В его комнате по стенам были развешаны листы ватмана, на которых карандашом и углем он запечатлел всех своих женщин.
Один из обманутых мужей нанял громил, которые должны были проучить юного ловеласа, но Ефим избил громил до полусмерти, а «мерседес» обманутого мужа сжег вместе с гаражом. Впрочем, доказать причастность Ефима к этому пожару так и не смогли.
Старик умер в саду, упал в розовый куст и замер.
Как только Ефим понял, что генерал мертв, он оставил Оксану рыдать над телом хозяина, а сам бросился в кабинет за браунингом. Пистолет он спрятал в саду. Милиционеры забрали из дома все наградные сабли и пистолеты, но про браунинг и не заикнулись: похоже, старик зарегистрировал не все свое оружие.
В тот же день отец отвез его домой, на Покровку, но через полгода доктора Истомина арестовали, судили и надолго посадили: он годами помогал детям из хороших семей уклоняться от службы в армии, зарабатывая на этом огромные деньги.
Во время последнего свидания доктор Истомин попросил Ефима не продавать квартиру на Покровке:
– Ни за что, понимаешь? Вернусь – заживем, поверь мне.

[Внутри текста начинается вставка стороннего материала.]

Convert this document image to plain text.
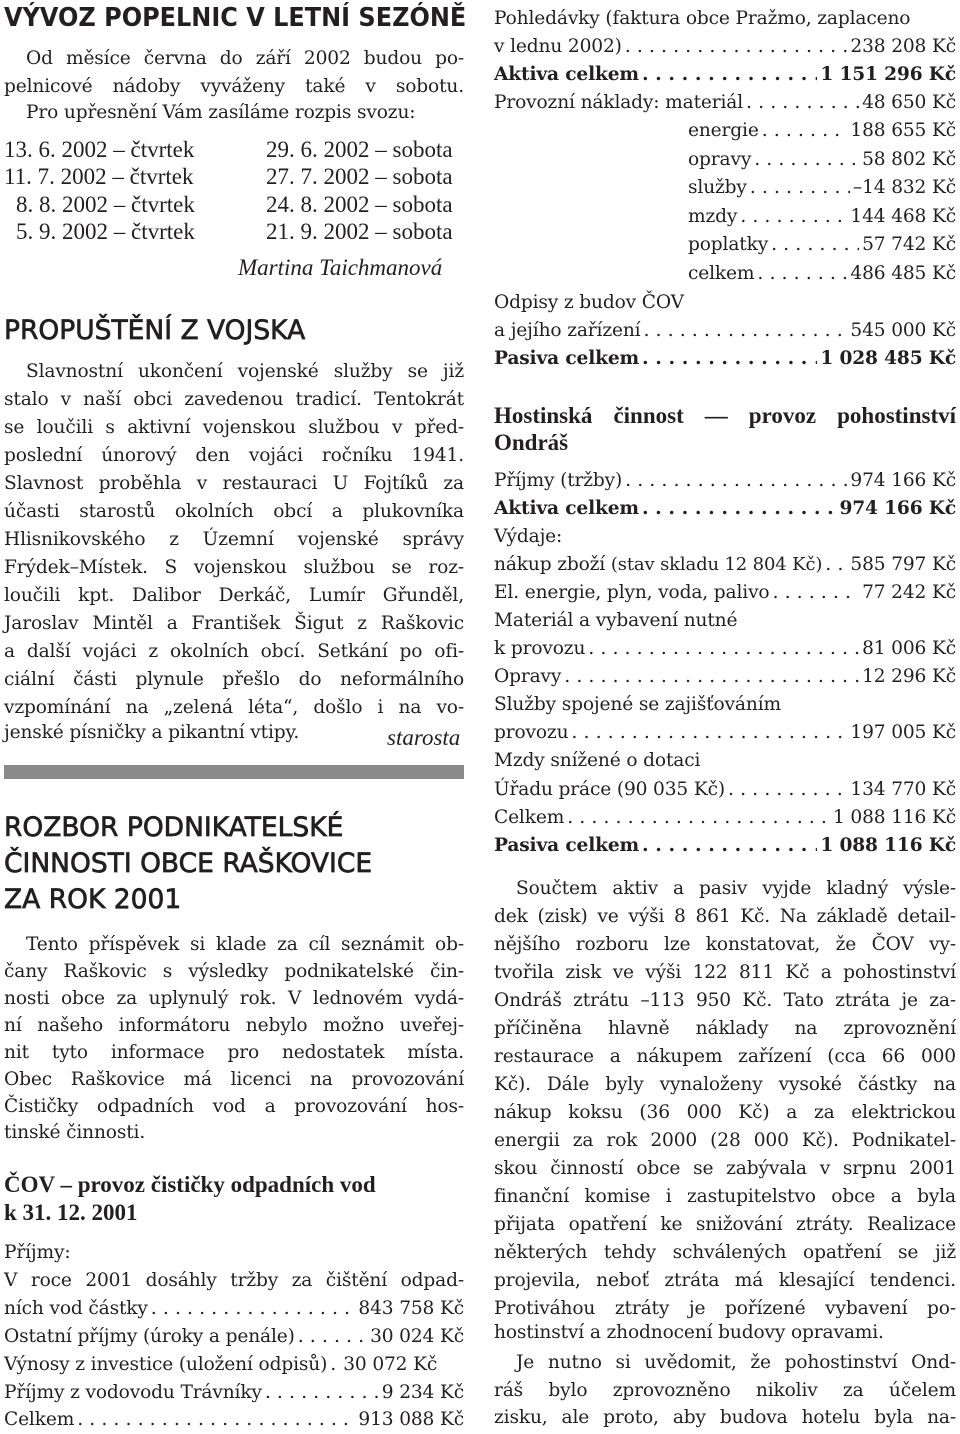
VÝVOZ POPELNIC V LETNÍ SEZÓNĚ
Od měsíce června do září 2002 budou po-
pelnicové nádoby vyváženy také v sobotu.
Pro upřesnění Vám zasíláme rozpis svozu:
13. 6. 2002 – čtvrtek	29. 6. 2002 – sobota
11. 7. 2002 – čtvrtek	27. 7. 2002 – sobota
8. 8. 2002 – čtvrtek	24. 8. 2002 – sobota
5. 9. 2002 – čtvrtek	21. 9. 2002 – sobota
Martina Taichmanová
PROPUŠTĚNÍ Z VOJSKA
Slavnostní ukončení vojenské služby se již
stalo v naší obci zavedenou tradicí. Tentokrát
se loučili s aktivní vojenskou službou v před-
poslední únorový den vojáci ročníku 1941.
Slavnost proběhla v restauraci U Fojtíků za
účasti starostů okolních obcí a plukovníka
Hlisnikovského z Územní vojenské správy
Frýdek–Místek. S vojenskou službou se roz-
loučili kpt. Dalibor Derkáč, Lumír Gřunděl,
Jaroslav Mintěl a František Šigut z Raškovic
a další vojáci z okolních obcí. Setkání po ofi-
ciální části plynule přešlo do neformálního
vzpomínání na „zelená léta“, došlo i na vo-
jenské písničky a pikantní vtipy.	starosta
ROZBOR PODNIKATELSKÉ
ČINNOSTI OBCE RAŠKOVICE
ZA ROK 2001
Tento příspěvek si klade za cíl seznámit ob-
čany Raškovic s výsledky podnikatelské čin-
nosti obce za uplynulý rok. V lednovém vydá-
ní našeho informátoru nebylo možno uveřej-
nit tyto informace pro nedostatek místa.
Obec Raškovice má licenci na provozování
Čističky odpadních vod a provozování hos-
tinské činnosti.
ČOV – provoz čističky odpadních vod
k 31. 12. 2001
Příjmy:
V roce 2001 dosáhly tržby za čištění odpad-
ních vod částky . . .	843 758 Kč
Ostatní příjmy (úroky a penále) . . .	30 024 Kč
Výnosy z investice (uložení odpisů) . . . 30 072 Kč
Příjmy z vodovodu Trávníky . . .	9 234 Kč
Celkem . . .	913 088 Kč
Pohledávky (faktura obce Pražmo, zaplaceno
v lednu 2002) . . .	238 208 Kč
Aktiva celkem . . .	1 151 296 Kč
Provozní náklady: materiál . . .	48 650 Kč
energie . . .	188 655 Kč
opravy . . .	58 802 Kč
služby . . .	–14 832 Kč
mzdy . . .	144 468 Kč
poplatky . . .	57 742 Kč
celkem . . .	486 485 Kč
Odpisy z budov ČOV
a jejího zařízení . . .	545 000 Kč
Pasiva celkem . . .	1 028 485 Kč
Hostinská činnost — provoz pohostinství
Ondráš
Příjmy (tržby) . . .	974 166 Kč
Aktiva celkem . . .	974 166 Kč
Výdaje:
nákup zboží (stav skladu 12 804 Kč) . . . 585 797 Kč
El. energie, plyn, voda, palivo . . .	77 242 Kč
Materiál a vybavení nutné
k provozu . . .	81 006 Kč
Opravy . . .	12 296 Kč
Služby spojené se zajišťováním
provozu . . .	197 005 Kč
Mzdy snížené o dotaci
Úřadu práce (90 035 Kč) . . .	134 770 Kč
Celkem . . .	1 088 116 Kč
Pasiva celkem . . .	1 088 116 Kč
Součtem aktiv a pasiv vyjde kladný výsle-
dek (zisk) ve výši 8 861 Kč. Na základě detail-
nějšího rozboru lze konstatovat, že ČOV vy-
tvořila zisk ve výši 122 811 Kč a pohostinství
Ondráš ztrátu –113 950 Kč. Tato ztráta je za-
příčiněna hlavně náklady na zprovoznění
restaurace a nákupem zařízení (cca 66 000
Kč). Dále byly vynaloženy vysoké částky na
nákup koksu (36 000 Kč) a za elektrickou
energii za rok 2000 (28 000 Kč). Podnikatel-
skou činností obce se zabývala v srpnu 2001
finanční komise i zastupitelstvo obce a byla
přijata opatření ke snižování ztráty. Realizace
některých tehdy schválených opatření se již
projevila, neboť ztráta má klesající tendenci.
Protiváhou ztráty je pořízené vybavení po-
hostinství a zhodnocení budovy opravami.
Je nutno si uvědomit, že pohostinství Ond-
ráš bylo zprovozněno nikoliv za účelem
zisku, ale proto, aby budova hotelu byla na-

На следующий же день после вынесения приговора Истомину-старшему на Покровке появилась мать Ефима, которую он не видел десять лет. Суд назначил ее опекуншей над несовершеннолетним сыном. Кира Георгиевна увезла сына к себе, в Подмосковье, а московскую квартиру сдала грузинским бандитам.
На новом месте Ефиму не понравилось: огромное кочковатое поле с кучами строительного мусора, металлолома и московскими высотками на горизонте, двухэтажный поселок, клуб с обшарпанными колоннами, продуктовый магазин с пьяницами под дверью, закрытый военный завод с битыми окнами, школа с недостроенным бассейном, в котором кисла и пузырилась зеленая жижа, грязный лес, тянувшийся до станции пригородной электрички, унылые субботние пикники на берегу озера, образовавшегося на месте заброшенного карьера…

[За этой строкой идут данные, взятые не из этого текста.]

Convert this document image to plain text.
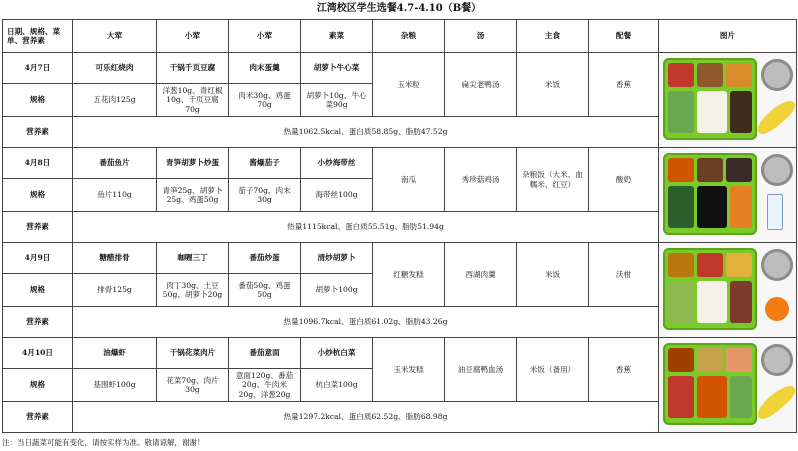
江湾校区学生选餐4.7-4.10（B餐）
日期、规格、菜单、营养素	大荤	小荤	小荤	素菜	杂粮	汤	主食	配餐	图片
4月7日	可乐红烧肉	干锅千页豆腐	肉末蛋羹	胡萝卜牛心菜	玉米粒	扁尖老鸭汤	米饭	香蕉	

规格	五花肉125g	洋葱10g、青红椒10g、千页豆腐70g	肉米30g、鸡蛋70g	胡萝卜10g、牛心菜90g					
营养素	热量1062.5kcal、蛋白质58.85g、脂肪47.52g								
4月8日	番茄鱼片	青笋胡萝卜炒蛋	酱爆茄子	小炒海带丝	南瓜	秀珍菇鸡汤	杂粮饭（大米、血糯米、红豆）	酸奶	

规格	鱼片110g	青笋25g、胡萝卜25g、鸡蛋50g	茄子70g、肉末30g	海带丝100g					
营养素	热量1115kcal、蛋白质55.51g、脂肪51.94g								
4月9日	糖醋排骨	咖喱三丁	番茄炒蛋	清炒胡萝卜	红糖发糕	西湖肉羹	米饭	沃柑	

规格	排骨125g	肉丁30g、土豆50g、胡萝卜20g	番茄50g、鸡蛋50g	胡萝卜100g					
营养素	热量1096.7kcal、蛋白质61.02g、脂肪43.26g								
4月10日	油爆虾	干锅花菜肉片	番茄意面	小炒杭白菜	玉米发糕	油豆腐鸭血汤	米饭（备用）	香蕉	

规格	基围虾100g	花菜70g、肉片30g	意面120g、番茄20g、牛肉米20g、洋葱20g	杭白菜100g					
营养素	热量1297.2kcal、蛋白质62.52g、脂肪68.98g								
注：当日蔬菜可能有变化，请按实样为准。敬请谅解，谢谢！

– Серый, серая, серое, серые, – резюмировал он свои впечатления о поселке.
– Уважение к серости дается труднее, чем уважение к святости, – наставительно проговорил дед по матери, бродивший по квартире в кальсонах. – И вообще, держи-ка ты язык за зубами, люди тут могут тебя правильно понять – хайло-то набьют…
Впрочем, через месяц деда не стало. На кладбище пришли десятка два стариков, работавших когда-то на военном заводе, где дед был начальником цеха. Один из пьяных оркестрантов упал в яму, и его вытаскивали всем миром, чертыхаясь и хохоча, а потом в эту яму опустили гроб с телом деда.